Building control – are the trade bodies exceeding their remit?

18th October 2017

Regulation

Building control and the way it is interpreted, implemented and managed has come under harsh scrutiny in 2017. Especially the fact much of the responsibility is outsourced to trade organisations.

Outsourcing regulatory functions to the private sector, and reliance on industry trade body guidance has been a prominent feature of the UK governmental landscape for many years. Probably the most familiar example is the Financial Conduct Authority.

The majority of trade bodies are membership organisations, funded by the industries they represent. Self-proclaimed upholders of professional standards, over recent years their remit has evolved, in some cases, to those of regulators.

In certain industries, this regulation has come about by the creation of ‘standards’, which if not signed up to, prevent a company operating effectively within its sector. And becoming a member of said trade organisation and becoming recognised under whatever standard it has created, costs a significant amount of money.

In the construction industry, the national CLOCS scheme costs construction vehicle operators around £4,000 per truck to meet the requirements. The Freight Operator Recognition Scheme in London (FORS) was run directly by Transport for London. It has now been outsourced and is under the control of a private sector business. Without FORS registration road haulage companies cannot deliver into London.

Sitting above all these quasi regulatory standards is legislation. Building regulations are minimum standards for design, construction and alterations to virtually every building. They are developed by the government and approved by Parliament. The building Regulations 2010 cover the construction and extension of buildings and are supported by Approved Documents which set out detailed practical guidance on compliance – building control. But in the construction industry there seems to be an increasing reliance on outsourced services and industry guidance, which is resulting in ‘interpretation’ of the regulations by those in authority.

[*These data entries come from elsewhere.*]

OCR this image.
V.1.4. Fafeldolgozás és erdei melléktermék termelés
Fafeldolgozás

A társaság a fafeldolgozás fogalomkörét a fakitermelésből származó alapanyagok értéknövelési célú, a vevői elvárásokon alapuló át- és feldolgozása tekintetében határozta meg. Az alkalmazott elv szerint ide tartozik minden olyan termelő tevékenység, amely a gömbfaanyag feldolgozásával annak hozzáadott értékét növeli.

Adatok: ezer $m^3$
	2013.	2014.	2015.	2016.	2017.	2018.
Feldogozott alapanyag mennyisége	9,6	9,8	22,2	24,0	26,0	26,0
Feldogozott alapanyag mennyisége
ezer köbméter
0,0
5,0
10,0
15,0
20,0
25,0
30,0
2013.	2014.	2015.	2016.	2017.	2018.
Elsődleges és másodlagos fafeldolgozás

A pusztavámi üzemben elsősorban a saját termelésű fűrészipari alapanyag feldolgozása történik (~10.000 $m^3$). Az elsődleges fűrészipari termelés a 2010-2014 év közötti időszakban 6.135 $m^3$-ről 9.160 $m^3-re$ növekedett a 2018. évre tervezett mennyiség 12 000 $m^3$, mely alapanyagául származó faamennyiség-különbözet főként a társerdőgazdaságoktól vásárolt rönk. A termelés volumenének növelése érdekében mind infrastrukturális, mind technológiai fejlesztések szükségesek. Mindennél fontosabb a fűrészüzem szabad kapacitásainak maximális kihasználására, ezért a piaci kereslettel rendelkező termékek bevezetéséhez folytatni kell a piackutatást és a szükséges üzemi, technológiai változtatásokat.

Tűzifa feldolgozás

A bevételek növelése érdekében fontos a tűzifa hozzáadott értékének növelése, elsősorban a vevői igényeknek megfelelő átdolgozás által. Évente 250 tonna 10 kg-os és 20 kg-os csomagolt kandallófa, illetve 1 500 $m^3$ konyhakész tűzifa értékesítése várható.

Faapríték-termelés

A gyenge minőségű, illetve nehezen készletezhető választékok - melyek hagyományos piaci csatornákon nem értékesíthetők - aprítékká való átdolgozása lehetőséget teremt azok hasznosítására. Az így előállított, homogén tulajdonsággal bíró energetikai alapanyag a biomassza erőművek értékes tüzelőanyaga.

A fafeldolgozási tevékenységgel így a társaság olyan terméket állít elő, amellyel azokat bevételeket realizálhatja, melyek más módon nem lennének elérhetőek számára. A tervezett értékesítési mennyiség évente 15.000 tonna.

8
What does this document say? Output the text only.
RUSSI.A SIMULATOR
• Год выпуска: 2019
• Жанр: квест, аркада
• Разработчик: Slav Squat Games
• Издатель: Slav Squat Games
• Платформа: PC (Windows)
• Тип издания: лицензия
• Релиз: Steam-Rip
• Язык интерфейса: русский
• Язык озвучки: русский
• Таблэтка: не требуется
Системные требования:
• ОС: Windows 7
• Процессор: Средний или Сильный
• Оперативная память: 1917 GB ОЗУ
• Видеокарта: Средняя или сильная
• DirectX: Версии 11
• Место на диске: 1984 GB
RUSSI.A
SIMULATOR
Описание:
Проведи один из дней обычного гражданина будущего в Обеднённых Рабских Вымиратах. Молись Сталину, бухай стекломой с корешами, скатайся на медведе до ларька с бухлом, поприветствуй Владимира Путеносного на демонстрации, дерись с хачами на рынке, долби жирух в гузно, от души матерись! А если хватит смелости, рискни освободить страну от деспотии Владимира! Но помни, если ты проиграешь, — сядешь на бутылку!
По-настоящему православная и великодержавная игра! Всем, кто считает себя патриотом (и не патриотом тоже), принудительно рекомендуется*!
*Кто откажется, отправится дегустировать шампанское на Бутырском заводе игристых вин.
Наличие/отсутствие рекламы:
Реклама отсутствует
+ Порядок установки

A recent BBC article on the tragic Grenfell Tower fire, said: “BCA guidance does not just suggest ways of making new technology fit the old rules. It introduces loopholes. The net effect of the sector bodies’ guidance is to set weaker standards than the government’s rulebook.”
In the same article the NHBC comes under fire. It is accused by the BBC of unilaterally deciding that the use of lower grade insulation materials was acceptable. The article concludes: “Accepted professional practice has systematically reduced the fire resistance of our tall buildings.”

Views have been expressed within the industry that government currently wants it both ways. Authoritative guidance from industry that they do not have to pay for and scapegoats when it goes wrong. After all their departments, NGO’s etc. should be supervising, agreeing, producing and enforcing building control guidance in the first place. And yet again it boils down to a lack of public funding. A stop on any R&D; a lack of experienced enforcement officers and potentially industry agendas that revolve around making money. Potentially money saved and made at the expense of the people the building project is intended for. Ground & Water believes, we need a reality check!